A pair of technicians once found themselves stuck in sand in the Red Desert on a UW research project. They put the truck in 4-wheel drive without realizing some vehicles require drivers to hop out and lock the wheels’ hubs. They walked to the top of a hill and called a fellow technician in Lander, who came out and helped, Verzuh said.
So Verzuh, now finishing her Ph.D. at UW, worked with Bernard to create a curriculum to provide some of those basic skills and empower women to feel they have the experience they need to apply for positions. Verzuh and Bernard received a grant from the Wyoming NASA Space Grant Consortium to run the first year with up to 10 students.
“It’s all about women in science, from telemetry to archeology, and see that there’s other jobs in the field, not just in wildlife,” Bernard said.
Caroline Hansen, a junior at UW who recently transferred from Casper College, enrolled in the class because she wanted more field experience. Heather Hoffman, a sophomore who transferred from Northwest Community College, hoped the week could give her skills to put on her resume for the next time she found an interesting-sounding seasonal job.
Hoffman knew how to change tires and check oil — her dad worked at a tire and auto shop — but many of the other skills were new.
Any hands-on experience, even just for a few afternoons, can help set an applicant above the rest, said Dan Thompson, Game and Fish’s large carnivore section supervisor.
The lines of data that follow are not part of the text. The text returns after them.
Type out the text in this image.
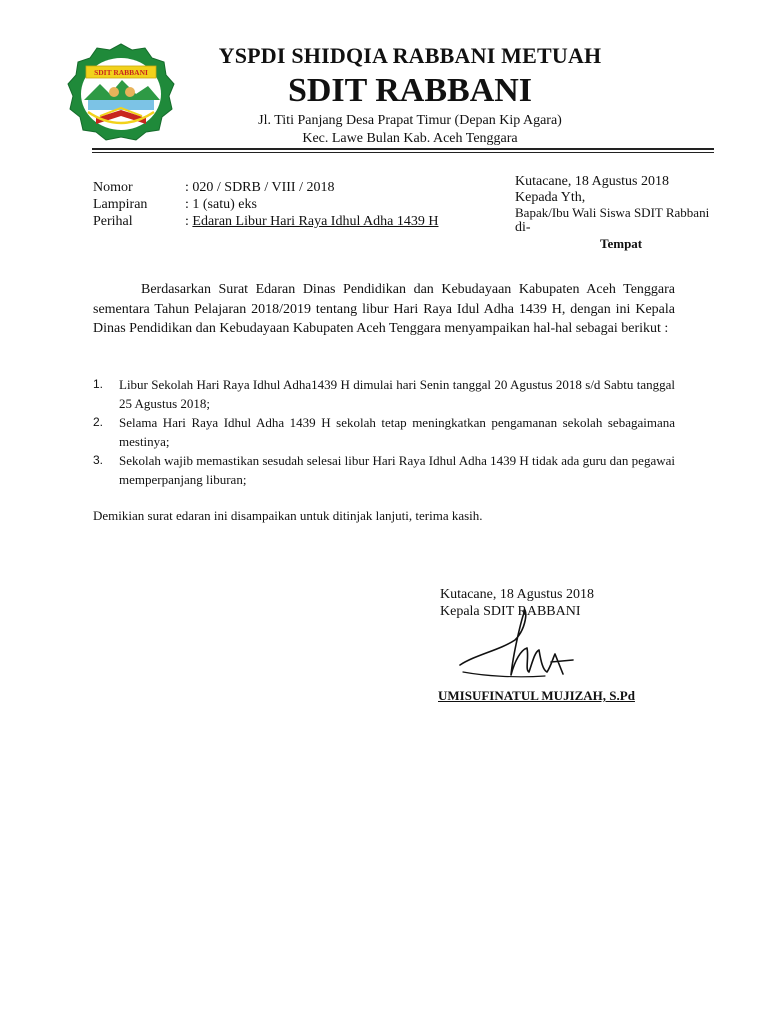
SDIT RABBANI
YSPDI SHIDQIA RABBANI METUAH
SDIT RABBANI
Jl. Titi Panjang Desa Prapat Timur (Depan Kip Agara)
Kec. Lawe Bulan Kab. Aceh Tenggara
Nomor	: 020 / SDRB / VIII / 2018
Lampiran	: 1 (satu) eks
Perihal	: Edaran Libur Hari Raya Idhul Adha 1439 H
Kutacane, 18 Agustus 2018
Kepada Yth,
Bapak/Ibu Wali Siswa SDIT Rabbani
di-
Tempat
Berdasarkan Surat Edaran Dinas Pendidikan dan Kebudayaan Kabupaten Aceh Tenggara sementara Tahun Pelajaran 2018/2019 tentang libur Hari Raya Idul Adha 1439 H, dengan ini Kepala Dinas Pendidikan dan Kebudayaan Kabupaten Aceh Tenggara menyampaikan hal-hal sebagai berikut :
1. Libur Sekolah Hari Raya Idhul Adha1439 H dimulai hari Senin tanggal 20 Agustus 2018 s/d Sabtu tanggal 25 Agustus 2018;
2. Selama Hari Raya Idhul Adha 1439 H sekolah tetap meningkatkan pengamanan sekolah sebagaimana mestinya;
3. Sekolah wajib memastikan sesudah selesai libur Hari Raya Idhul Adha 1439 H tidak ada guru dan pegawai memperpanjang liburan;
Demikian surat edaran ini disampaikan untuk ditinjak lanjuti, terima kasih.
Kutacane, 18 Agustus 2018
Kepala SDIT RABBANI
UMISUFINATUL MUJIZAH, S.Pd
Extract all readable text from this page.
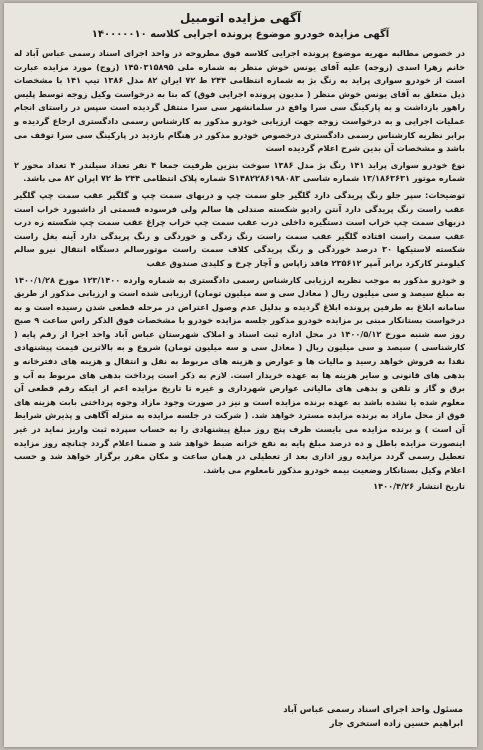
آگهی مزایده اتومبیل
آگهی مزایده خودرو موضوع پرونده اجرایی کلاسه ۱۴۰۰۰۰۰۱۰

در خصوص مطالبه مهریه موضوع پرونده اجرایی کلاسه فوق مطروحه در واحد اجرای اسناد رسمی عباس آباد له خانم زهرا اسدی (زوجه) علیه آقای یونس خوش منظر به شماره ملی ۱۴۵۰۳۱۵۸۹۵ (زوج) مورد مزایده عبارت است از خودرو سواری پراید به رنگ بژ به شماره انتظامی ۲۴۴ ط ۷۲ ایران ۸۲ مدل ۱۳۸۶ تیپ ۱۴۱ با مشخصات ذیل متعلق به آقای یونس خوش منظر ( مدیون پرونده اجرایی فوق) که بنا به درخواست وکیل زوجه توسط پلیس راهور بازداشت و به پارکینگ سی سرا واقع در سلمانشهر سی سرا منتقل گردیده است سپس در راستای انجام عملیات اجرایی و به درخواست زوجه جهت ارزیابی خودرو مذکور به کارشناس رسمی دادگستری ارجاع گردیده و برابر نظریه کارشناس رسمی دادگستری درخصوص خودرو مذکور در هنگام بازدید در پارکینگ سی سرا توقف می باشد و مشخصات آن بدین شرح اعلام گردیده است

نوع خودرو سواری پراید ۱۴۱ رنگ بژ مدل ۱۳۸۶ سوخت بنزین ظرفیت جمعا ۴ نفر تعداد سیلندر ۴ تعداد محور ۲ شماره موتور ۱۳/۱۸۶۳۶۳۱ شماره شاسی S۱۴۸۲۲۸۶۱۹۸۰۸۳ شماره پلاک انتظامی ۲۴۴ ط ۷۲ ایران ۸۲ می باشد.

توضیحات: سپر جلو رنگ پریدگی دارد گلگیر جلو سمت چپ و دربهای سمت چپ و گلگیر عقب سمت چپ گلگیر عقب راست رنگ پریدگی دارد آنتن رادیو شکسته صندلی ها سالم ولی فرسوده قسمتی از داشبورد خراب است دربهای سمت چپ خراب است دستگیره داخلی درب عقب سمت چپ خراب چراغ عقب سمت چپ شکسته زه درب عقب سمت راست افتاده گلگیر عقب سمت راست رنگ زدگی و خوردگی و رنگ پریدگی دارد آینه بغل راست شکسته لاستیکها ۳۰ درصد خوردگی و رنگ پریدگی کلاف سمت راست موتورسالم دستگاه انتقال نیرو سالم کیلومتر کارکرد برابر آمپر ۲۳۵۶۱۲ فاقد زاپاس و آچار چرخ و کلیدی صندوق عقب

و خودرو مذکور به موجب نظریه ارزیابی کارشناس رسمی دادگستری به شماره وارده ۱۲۳/۱۴۰۰ مورخ ۱۴۰۰/۱/۲۸ به مبلغ سیصد و سی میلیون ریال ( معادل سی و سه میلیون تومان) ارزیابی شده است و ارزیابی مذکور از طریق سامانه ابلاغ به طرفین پرونده ابلاغ گردیده و بدلیل عدم وصول اعتراض در مرحله قطعی شدن رسیده است و به درخواست بستانکار مبنی بر مزایده خودرو مذکور جلسه مزایده خودرو با مشخصات فوق الذکر راس ساعت ۹ صبح روز سه شنبه مورخ ۱۴۰۰/۵/۱۲ در محل اداره ثبت اسناد و املاک شهرستان عباس آباد واحد اجرا از رقم پایه ( کارشناسی ) سیصد و سی میلیون ریال ( معادل سی و سه میلیون تومان) شروع و به بالاترین قیمت پیشنهادی نقدا به فروش خواهد رسید و مالیات ها و عوارض و هزینه های مربوط به نقل و انتقال و هزینه های دفترخانه و بدهی های قانونی و سایر هزینه ها به عهده خریدار است. لازم به ذکر است پرداخت بدهی های مربوط به آب و برق و گاز و تلفن و بدهی های مالیاتی عوارض شهرداری و غیره تا تاریخ مزایده اعم از اینکه رقم قطعی آن معلوم شده یا نشده باشد به عهده برنده مزایده است و نیز در صورت وجود مازاد وجوه پرداختی بابت هزینه های فوق از محل مازاد به برنده مزایده مسترد خواهد شد. ( شرکت در جلسه مزایده به منزله آگاهی و پذیرش شرایط آن است ) و برنده مزایده می بایست ظرف پنج روز مبلغ پیشنهادی را به حساب سپرده ثبت واریز نماید در غیر اینصورت مزایده باطل و ده درصد مبلغ پایه به نفع خزانه ضبط خواهد شد و ضمنا اعلام گردد چنانچه روز مزایده تعطیل رسمی گردد مزایده روز اداری بعد از تعطیلی در همان ساعت و مکان مقرر برگزار خواهد شد و حسب اعلام وکیل بستانکار وضعیت بیمه خودرو مذکور نامعلوم می باشد.

تاریخ انتشار ۱۴۰۰/۴/۲۶

مسئول واحد اجرای اسناد رسمی عباس آباد
ابراهیم حسین زاده استخری جار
The large carnivore section usually hires six or eight seasonal employees annually to work outside in the summer.
“When we interview anybody, a lot of our questions are based on experience,” he said. “We don’t expect everybody to be a grizzly bear capture expert, but we want people who can work in adverse conditions and work with the public and know you’re representing somebody and something bigger than yourself.”
He also prioritizes applicants who have taken extra steps to learn more about the field through volunteering, education or other experiences.
Verzuh and Bernard hope eventually boosting the number of women in seasonal positions will trickle up to full-time jobs.
“We’re seeing better representation at these lower levels, and even in our graduate programs, but we’re just not seeing that translate up,” Verzuh said. “And representation matters. Seeing lots of women, women of different ages at different stages of their careers, women with families and women without families, matters.”